Atma-budi, como energías, se anclan en el vehículo del alma, en el loto egoico, y su actividad fusionada evoca respuesta de la sustancia del plano mental, que entonces hace su propia contribución. Su reacción produce lo que llamamos la mente superior, de naturaleza tan sutil y emanación tan tenue, que forzosamente debe relacionarse con los dos aspectos superiores y llegar a ser parte de la Tríada espiritual. El vórtice de fuerzas establecido por el impacto de la voluntad divina, expresando propósito divino y unificado con el Ser (como identidad y no como cualidad), produce el loto egoico, el vehículo de esa “alma identificada”, arrastrada a la expresión por el tercer resultado del impacto átmico-búdico en los tres mundos, y la mente concreta y el intelecto humano vienen a la expresión. Existe, en consecuencia, una curiosa similitud entre los tres aspectos divinos en manifestación y el hombre espiritual en el plano mental. La analogía es la siguiente:

La mónada – Mente abstracta.

El alma – Loto egoico.

La personalidad – Mente inferior o concreta.

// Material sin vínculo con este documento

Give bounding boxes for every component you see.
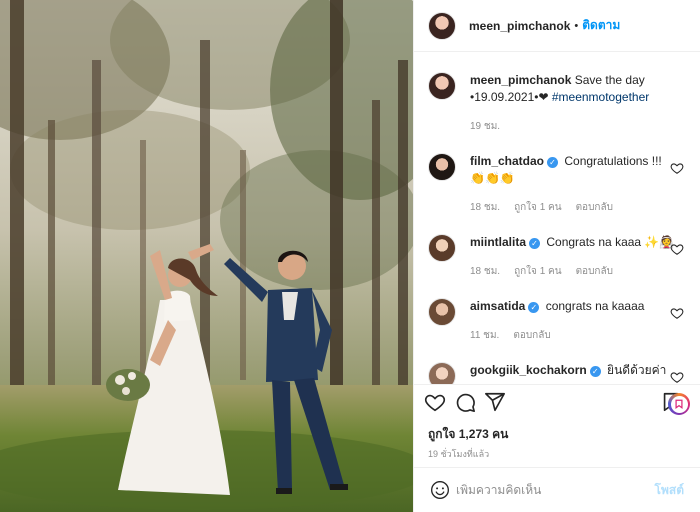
verified-badge-icon: ✓ (547, 157, 559, 168)
verified-badge-icon: ✓ (529, 238, 541, 249)
comment-username[interactable]: aimsatida (470, 299, 525, 313)
comments-list[interactable]: meen_pimchanok Save the day •19.09.2021•… (414, 58, 700, 384)
reply-button[interactable]: ตอบกลับ (576, 263, 613, 280)
list-item: aimsatida ✓ congrats na kaaaa 11 ชม. ตอบก… (428, 298, 686, 344)
list-item: film_chatdao ✓ Congratulations !!! 👏👏👏 18… (428, 153, 686, 216)
add-comment-bar: โพสต์ (414, 467, 700, 512)
verified-badge-icon: ✓ (589, 366, 601, 377)
avatar[interactable] (428, 72, 456, 100)
likes-count[interactable]: ถูกใจ 1,273 คน (428, 425, 508, 444)
avatar[interactable] (428, 153, 456, 181)
comment-likes[interactable]: ถูกใจ 1 คน (514, 263, 562, 280)
hashtag-link[interactable]: #meenmotogether (552, 90, 649, 104)
follow-button[interactable]: ติดตาม (582, 16, 620, 35)
post-header: meen_pimchanok • ติดตาม (414, 0, 700, 52)
heart-icon[interactable] (670, 161, 684, 175)
comment-input[interactable] (456, 483, 655, 497)
notification-badge-icon[interactable] (668, 393, 690, 415)
caption-username[interactable]: meen_pimchanok (470, 73, 571, 87)
comment-username[interactable]: film_chatdao (470, 154, 544, 168)
comment-time[interactable]: 18 ชม. (470, 199, 500, 216)
comment-time[interactable]: 18 ชม. (470, 263, 500, 280)
comment-username[interactable]: miintlalita (470, 235, 526, 249)
heart-icon[interactable] (670, 306, 684, 320)
comment-text: congrats na kaaaa (545, 299, 645, 313)
list-item: gookgiik_kochakorn ✓ ยินดีด้วยค่า (428, 362, 686, 384)
heart-icon[interactable] (424, 391, 446, 413)
separator-dot: • (574, 19, 579, 32)
wedding-photo-illustration (0, 0, 413, 512)
comment-text: Congrats na kaaa ✨👰 (546, 235, 675, 249)
paper-plane-icon[interactable] (484, 391, 506, 413)
verified-badge-icon: ✓ (528, 302, 540, 313)
comment-likes[interactable]: ถูกใจ 1 คน (514, 199, 562, 216)
author-username[interactable]: meen_pimchanok (469, 19, 570, 33)
action-bar (414, 384, 700, 418)
comment-username[interactable]: gookgiik_kochakorn (470, 363, 587, 377)
smile-icon[interactable] (430, 480, 450, 500)
heart-icon[interactable] (670, 242, 684, 256)
post-button[interactable]: โพสต์ (655, 481, 684, 500)
comment-text: ยินดีด้วยค่า (607, 363, 667, 377)
avatar[interactable] (428, 298, 456, 326)
heart-icon[interactable] (670, 370, 684, 384)
caption: meen_pimchanok Save the day •19.09.2021•… (428, 72, 686, 135)
caption-time[interactable]: 19 ชม. (470, 118, 500, 135)
avatar[interactable] (428, 11, 456, 40)
reply-button[interactable]: ตอบกลับ (513, 327, 550, 344)
post-panel: meen_pimchanok • ติดตาม meen_pimchanok S… (413, 0, 700, 512)
list-item: miintlalita ✓ Congrats na kaaa ✨👰 18 ชม. … (428, 234, 686, 280)
avatar[interactable] (428, 234, 456, 262)
post-photo[interactable] (0, 0, 413, 512)
comment-time[interactable]: 11 ชม. (470, 327, 499, 344)
posted-time[interactable]: 19 ชั่วโมงที่แล้ว (428, 447, 489, 461)
reply-button[interactable]: ตอบกลับ (576, 199, 613, 216)
comment-icon[interactable] (454, 391, 476, 413)
avatar[interactable] (428, 362, 456, 384)
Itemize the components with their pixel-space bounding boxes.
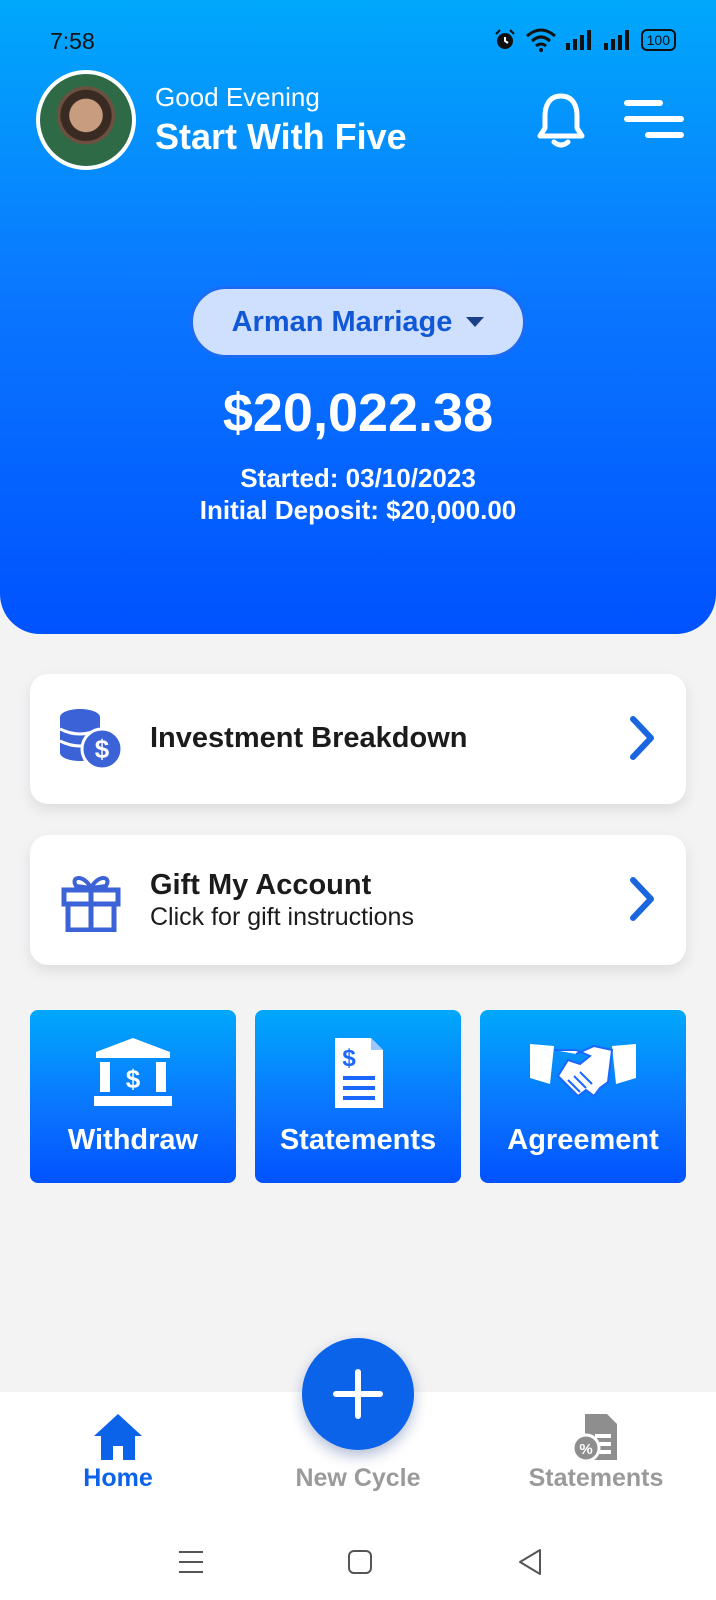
avatar[interactable]: [36, 70, 136, 170]
plus-icon: [333, 1369, 383, 1419]
card-subtitle: Click for gift instructions: [150, 903, 414, 931]
nav-statements[interactable]: % Statements: [496, 1392, 696, 1522]
start-date: Started: 03/10/2023: [240, 463, 476, 493]
status-time: 7:58: [50, 28, 95, 54]
document-dollar-icon: $: [335, 1038, 383, 1108]
svg-text:%: %: [579, 1441, 592, 1458]
system-nav-bar: [0, 1522, 716, 1600]
back-icon[interactable]: [510, 1542, 550, 1582]
home-icon: [94, 1414, 142, 1460]
tile-label: Statements: [279, 1124, 437, 1156]
withdraw-button[interactable]: $ Withdraw: [30, 1010, 236, 1183]
statements-icon: %: [571, 1414, 617, 1462]
nav-label: Home: [83, 1464, 153, 1492]
goal-dropdown[interactable]: Arman Marriage: [190, 286, 526, 358]
account-balance: $20,022.38: [222, 383, 494, 443]
status-bar: 7:58 100: [0, 0, 716, 80]
card-title: Investment Breakdown: [150, 722, 468, 754]
chevron-right-icon: [630, 716, 654, 760]
alarm-icon: [494, 29, 515, 49]
menu-icon[interactable]: [624, 98, 684, 140]
home-system-icon[interactable]: [340, 1542, 380, 1582]
nav-label: Statements: [528, 1464, 664, 1492]
tile-label: Agreement: [507, 1124, 659, 1156]
signal-icon: [603, 30, 629, 50]
svg-text:$: $: [342, 1045, 356, 1072]
statements-button[interactable]: $ Statements: [255, 1010, 461, 1183]
nav-home[interactable]: Home: [18, 1392, 218, 1522]
goal-dropdown-value: Arman Marriage: [231, 305, 453, 338]
new-cycle-button[interactable]: [302, 1338, 414, 1450]
coins-dollar-icon: $: [59, 709, 124, 771]
recent-apps-icon[interactable]: [171, 1542, 211, 1582]
gift-account-card[interactable]: Gift My Account Click for gift instructi…: [30, 835, 686, 965]
agreement-button[interactable]: Agreement: [480, 1010, 686, 1183]
bank-icon: $: [94, 1038, 172, 1106]
nav-label: New Cycle: [295, 1464, 421, 1492]
status-icons: 100: [493, 28, 676, 52]
gift-icon: [61, 876, 121, 932]
card-title: Gift My Account: [150, 869, 372, 901]
investment-breakdown-card[interactable]: $ Investment Breakdown: [30, 674, 686, 804]
chevron-right-icon: [630, 877, 654, 921]
svg-text:$: $: [95, 734, 110, 764]
chevron-down-icon: [466, 317, 485, 327]
wifi-icon: [525, 28, 556, 52]
initial-deposit: Initial Deposit: $20,000.00: [199, 495, 517, 525]
tile-label: Withdraw: [67, 1124, 199, 1156]
user-name: Start With Five: [155, 116, 407, 157]
signal-icon: [565, 30, 591, 50]
bell-icon[interactable]: [536, 92, 586, 148]
greeting: Good Evening: [155, 82, 320, 112]
svg-text:$: $: [126, 1064, 141, 1094]
battery-icon: 100: [640, 29, 676, 51]
handshake-icon: [530, 1044, 636, 1098]
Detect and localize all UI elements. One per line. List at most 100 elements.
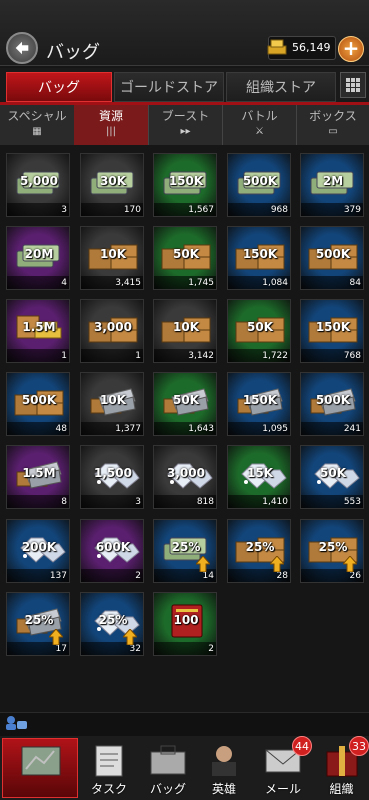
subtab-label: ボックス — [309, 109, 357, 123]
item-count: 1,745 — [188, 278, 214, 288]
item-count: 379 — [343, 205, 361, 215]
item-slot[interactable]: 100 2 — [153, 592, 217, 656]
item-slot[interactable]: 50K 1,745 — [153, 226, 217, 290]
item-slot[interactable]: 200K 137 — [6, 519, 70, 583]
notification-badge: 44 — [292, 736, 312, 756]
subtab-label: ブースト — [161, 109, 210, 123]
item-slot[interactable]: 10K 3,415 — [80, 226, 144, 290]
nav-bag[interactable]: バッグ — [140, 738, 196, 798]
item-amount: 10K — [100, 393, 126, 407]
item-count-bar — [7, 276, 69, 289]
chat-bar[interactable] — [0, 712, 369, 736]
boost-arrow-icon — [270, 556, 284, 572]
item-slot[interactable]: 50K 553 — [300, 445, 364, 509]
subtab-battle[interactable]: バトル ⚔ — [222, 105, 296, 145]
item-amount: 150K — [242, 247, 278, 261]
item-amount: 3,000 — [94, 320, 132, 334]
item-slot[interactable]: 25% 14 — [153, 519, 217, 583]
item-count: 28 — [276, 571, 288, 581]
subtab-resources[interactable]: 資源 ||| — [74, 105, 148, 145]
item-amount: 20M — [24, 247, 54, 261]
item-slot[interactable]: 50K 1,643 — [153, 372, 217, 436]
item-slot[interactable]: 1.5M 8 — [6, 445, 70, 509]
item-count: 1,084 — [262, 278, 288, 288]
notification-badge: 33 — [349, 736, 369, 756]
item-count: 1,410 — [262, 497, 288, 507]
grid-icon — [346, 78, 360, 92]
item-amount: 200K — [21, 540, 57, 554]
item-slot[interactable]: 25% 32 — [80, 592, 144, 656]
item-count: 968 — [270, 205, 288, 215]
item-amount: 2M — [322, 174, 344, 188]
item-slot[interactable]: 150K 1,567 — [153, 153, 217, 217]
item-count: 553 — [343, 497, 361, 507]
item-slot[interactable]: 3,000 818 — [153, 445, 217, 509]
item-count-bar — [81, 495, 143, 508]
item-amount: 25% — [24, 613, 54, 627]
item-count: 26 — [349, 571, 361, 581]
item-slot[interactable]: 5,000 3 — [6, 153, 70, 217]
item-amount: 500K — [242, 174, 278, 188]
nav-map[interactable] — [2, 738, 78, 798]
item-amount: 150K — [315, 320, 351, 334]
item-slot[interactable]: 150K 768 — [300, 299, 364, 363]
item-amount: 150K — [168, 174, 204, 188]
item-amount: 500K — [315, 393, 351, 407]
item-slot[interactable]: 10K 3,142 — [153, 299, 217, 363]
tab-gold-store[interactable]: ゴールドストア — [114, 72, 224, 102]
nav-hero[interactable]: 英雄 — [196, 738, 252, 798]
boost-arrow-icon — [123, 629, 137, 645]
back-button[interactable] — [6, 32, 38, 64]
item-slot[interactable]: 3,000 1 — [80, 299, 144, 363]
nav-organization[interactable]: 組織 33 — [314, 736, 369, 798]
item-count: 1,722 — [262, 351, 288, 361]
item-slot[interactable]: 25% 28 — [227, 519, 291, 583]
grid-view-button[interactable] — [340, 72, 366, 98]
item-slot[interactable]: 15K 1,410 — [227, 445, 291, 509]
gold-amount: 56,149 — [292, 41, 331, 54]
item-slot[interactable]: 500K 48 — [6, 372, 70, 436]
item-count: 4 — [61, 278, 67, 288]
item-count: 3 — [135, 497, 141, 507]
item-amount: 3,000 — [167, 466, 205, 480]
item-slot[interactable]: 25% 17 — [6, 592, 70, 656]
item-slot[interactable]: 50K 1,722 — [227, 299, 291, 363]
subtab-special[interactable]: スペシャル ▦ — [0, 105, 74, 145]
item-slot[interactable]: 600K 2 — [80, 519, 144, 583]
item-slot[interactable]: 500K 968 — [227, 153, 291, 217]
item-slot[interactable]: 30K 170 — [80, 153, 144, 217]
item-slot[interactable]: 150K 1,084 — [227, 226, 291, 290]
item-count-bar — [7, 203, 69, 216]
boost-arrow-icon — [343, 556, 357, 572]
item-amount: 25% — [245, 540, 275, 554]
item-slot[interactable]: 20M 4 — [6, 226, 70, 290]
item-amount: 25% — [171, 540, 201, 554]
item-count: 3,415 — [115, 278, 141, 288]
boost-arrow-icon — [196, 556, 210, 572]
item-slot[interactable]: 500K 84 — [300, 226, 364, 290]
item-amount: 30K — [100, 174, 126, 188]
add-gold-button[interactable]: + — [338, 36, 364, 62]
tab-organization-store[interactable]: 組織ストア — [226, 72, 336, 102]
item-slot[interactable]: 1,500 3 — [80, 445, 144, 509]
item-slot[interactable]: 1.5M 1 — [6, 299, 70, 363]
subtab-boost[interactable]: ブースト ▸▸ — [148, 105, 222, 145]
item-count: 1 — [61, 351, 67, 361]
item-count-bar — [7, 349, 69, 362]
subtab-box[interactable]: ボックス ▭ — [296, 105, 369, 145]
tab-bag[interactable]: バッグ — [6, 72, 112, 102]
nav-label: メール — [264, 782, 301, 796]
nav-task[interactable]: タスク — [80, 738, 138, 798]
item-amount: 50K — [173, 393, 199, 407]
item-slot[interactable]: 2M 379 — [300, 153, 364, 217]
item-amount: 500K — [21, 393, 57, 407]
chat-icon[interactable] — [4, 714, 28, 732]
item-slot[interactable]: 10K 1,377 — [80, 372, 144, 436]
item-amount: 1.5M — [22, 466, 56, 480]
item-slot[interactable]: 25% 26 — [300, 519, 364, 583]
main-tabs: バッグ ゴールドストア 組織ストア — [0, 68, 369, 102]
item-slot[interactable]: 500K 241 — [300, 372, 364, 436]
item-count-bar — [81, 569, 143, 582]
item-slot[interactable]: 150K 1,095 — [227, 372, 291, 436]
nav-mail[interactable]: メール 44 — [254, 736, 312, 798]
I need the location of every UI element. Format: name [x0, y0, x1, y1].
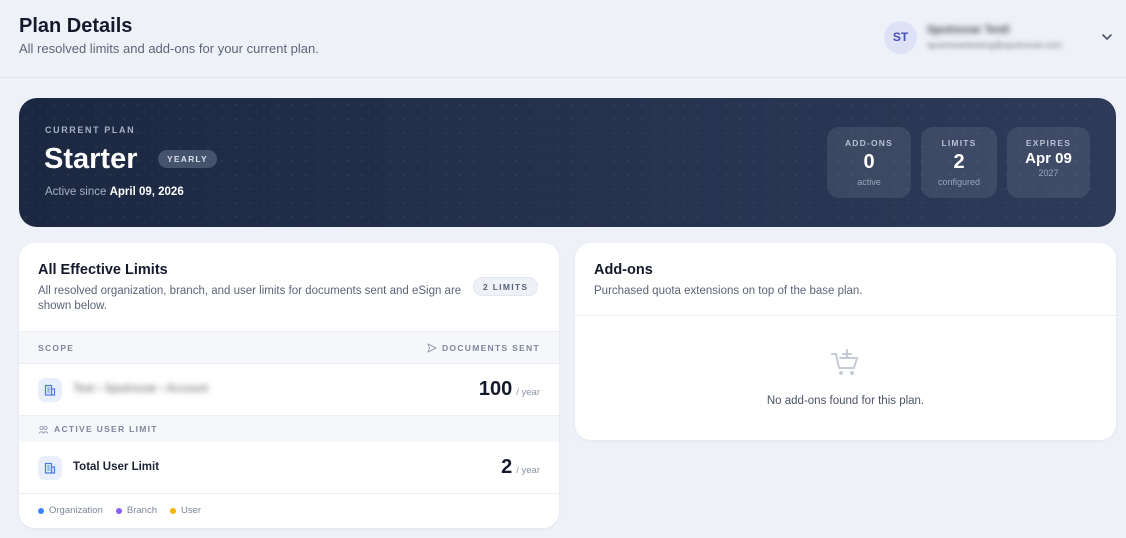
legend-dot [115, 507, 122, 514]
limits-stat-label: LIMITS [941, 138, 977, 148]
section-label-text: ACTIVE USER LIMIT [54, 424, 158, 434]
legend-organization: Organization [38, 505, 103, 516]
plan-kicker: CURRENT PLAN [45, 125, 136, 135]
table-row: Test › Sputnovar › Account 100 / year [19, 364, 559, 416]
avatar[interactable]: ST [884, 20, 917, 54]
scope-legend: Organization Branch User [38, 505, 214, 516]
active-since-label: Active since [45, 186, 107, 198]
limit-value: 100 / year [479, 378, 540, 401]
column-scope: SCOPE [38, 343, 75, 353]
expires-stat-value: Apr 09 [1025, 150, 1072, 167]
user-menu[interactable]: ST Sputnovar Testl sputnovartestorg@sput… [884, 20, 1116, 54]
building-icon [38, 456, 62, 480]
legend-label: Organization [49, 505, 103, 516]
limit-value-number: 100 [478, 378, 513, 400]
limits-count-badge: 2 LIMITS [473, 277, 539, 296]
building-icon [38, 378, 62, 402]
send-icon [427, 343, 437, 353]
table-row: Total User Limit 2 / year [19, 442, 559, 494]
page-subtitle: All resolved limits and add-ons for your… [19, 41, 319, 56]
limits-table-header: SCOPE DOCUMENTS SENT [19, 331, 559, 364]
legend-dot [169, 507, 176, 514]
plan-name: Starter [44, 143, 138, 175]
addons-stat-sub: active [857, 177, 881, 187]
legend-label: Branch [126, 505, 157, 516]
addons-stat-value: 0 [863, 151, 875, 173]
current-plan-banner: CURRENT PLAN Starter YEARLY Active since… [19, 98, 1116, 227]
expires-stat-label: EXPIRES [1025, 138, 1072, 148]
column-documents-sent-label: DOCUMENTS SENT [441, 343, 540, 353]
user-name: Sputnovar Testl [927, 24, 1010, 36]
legend-label: User [180, 505, 202, 516]
section-label: ACTIVE USER LIMIT [38, 424, 158, 434]
divider [575, 315, 1116, 316]
cart-plus-icon [831, 349, 858, 375]
legend-dot [38, 507, 44, 514]
addons-stat-label: ADD-ONS [844, 138, 894, 148]
billing-cycle-badge: YEARLY [158, 150, 217, 168]
user-limit-unit: / year [516, 465, 540, 476]
active-since-date: April 09, 2026 [109, 186, 184, 198]
total-user-limit-label: Total User Limit [73, 461, 160, 473]
active-since: Active since April 09, 2026 [45, 186, 184, 198]
empty-state-text: No add-ons found for this plan. [766, 395, 925, 407]
scope-label: Test › Sputnovar › Account [73, 383, 208, 395]
user-limit-value: 2 / year [501, 456, 540, 479]
effective-limits-card: All Effective Limits All resolved organi… [19, 243, 559, 528]
page-header: Plan Details All resolved limits and add… [0, 0, 1126, 78]
user-info[interactable]: Sputnovar Testl sputnovartestorg@sputnov… [927, 24, 1087, 50]
users-icon [38, 425, 49, 434]
expires-stat: EXPIRES Apr 09 2027 [1007, 127, 1090, 198]
legend-user: User [169, 505, 202, 516]
limits-stat: LIMITS 2 configured [921, 127, 997, 198]
limit-value-unit: / year [516, 387, 540, 398]
addons-card-title: Add-ons [594, 262, 653, 278]
user-email: sputnovartestorg@sputnovar.com [927, 40, 1062, 50]
limits-stat-value: 2 [953, 151, 965, 173]
addons-stat: ADD-ONS 0 active [827, 127, 911, 198]
expires-stat-sub: 2027 [1038, 168, 1059, 178]
user-limit-number: 2 [501, 456, 513, 478]
legend-branch: Branch [115, 505, 157, 516]
addons-card-description: Purchased quota extensions on top of the… [594, 285, 863, 297]
limits-stat-sub: configured [937, 177, 981, 187]
active-user-limit-section: ACTIVE USER LIMIT [19, 416, 559, 442]
column-documents-sent: DOCUMENTS SENT [427, 343, 540, 353]
page-title: Plan Details [19, 15, 133, 37]
addons-card: Add-ons Purchased quota extensions on to… [575, 243, 1116, 440]
chevron-down-icon[interactable] [1101, 31, 1113, 43]
limits-card-description: All resolved organization, branch, and u… [38, 285, 462, 312]
limits-card-title: All Effective Limits [38, 262, 168, 278]
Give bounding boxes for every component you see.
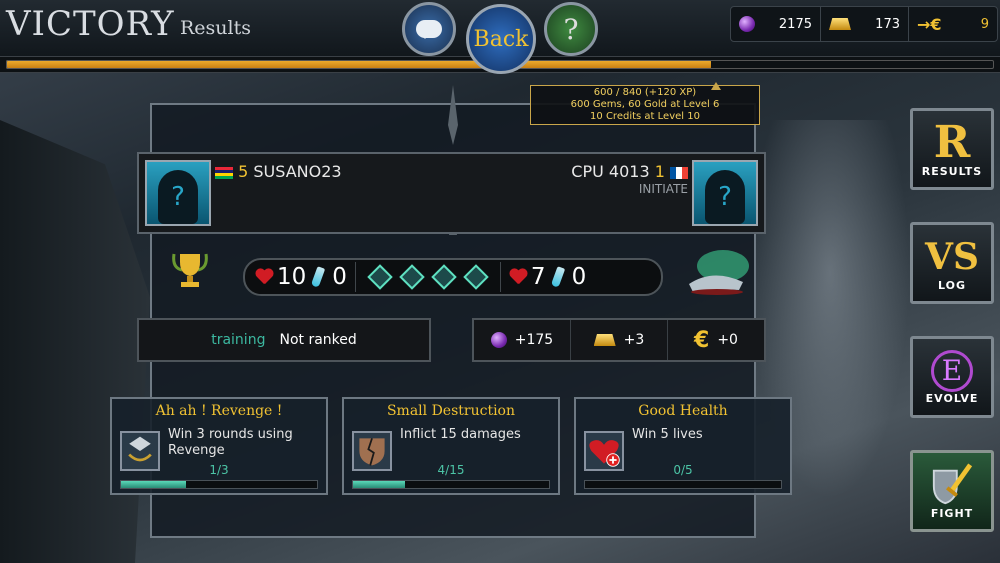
evolve-icon: E <box>931 349 973 392</box>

Esa vaga abstracción, la mónada, durante eones, parece no haberse relacionado de ninguna manera con el alma y la personalidad; ambas han estado y están ocupadas en la tarea de establecer, a su debido tiempo y de acuerdo al impulso evolutivo, una estrecha fusión o unificación. La mente abstracta también ha permanecido durante eones como algo inconcebible y fuera de los modos de expresión y del pensamiento del hombre kamamanásico (o emoción y mente inferior) y luego, finalmente, alma y mente concreta (o el iluminador y el transmisor de iluminación). Tales analogías pueden ser muy iluminadoras si se las considera debidamente.

Considero, por lo tanto, que a POCO QUE ENTENDAMOS DE ÉSTO, nos daremos cuenta de AQUELLO a lo que debemos atenernos.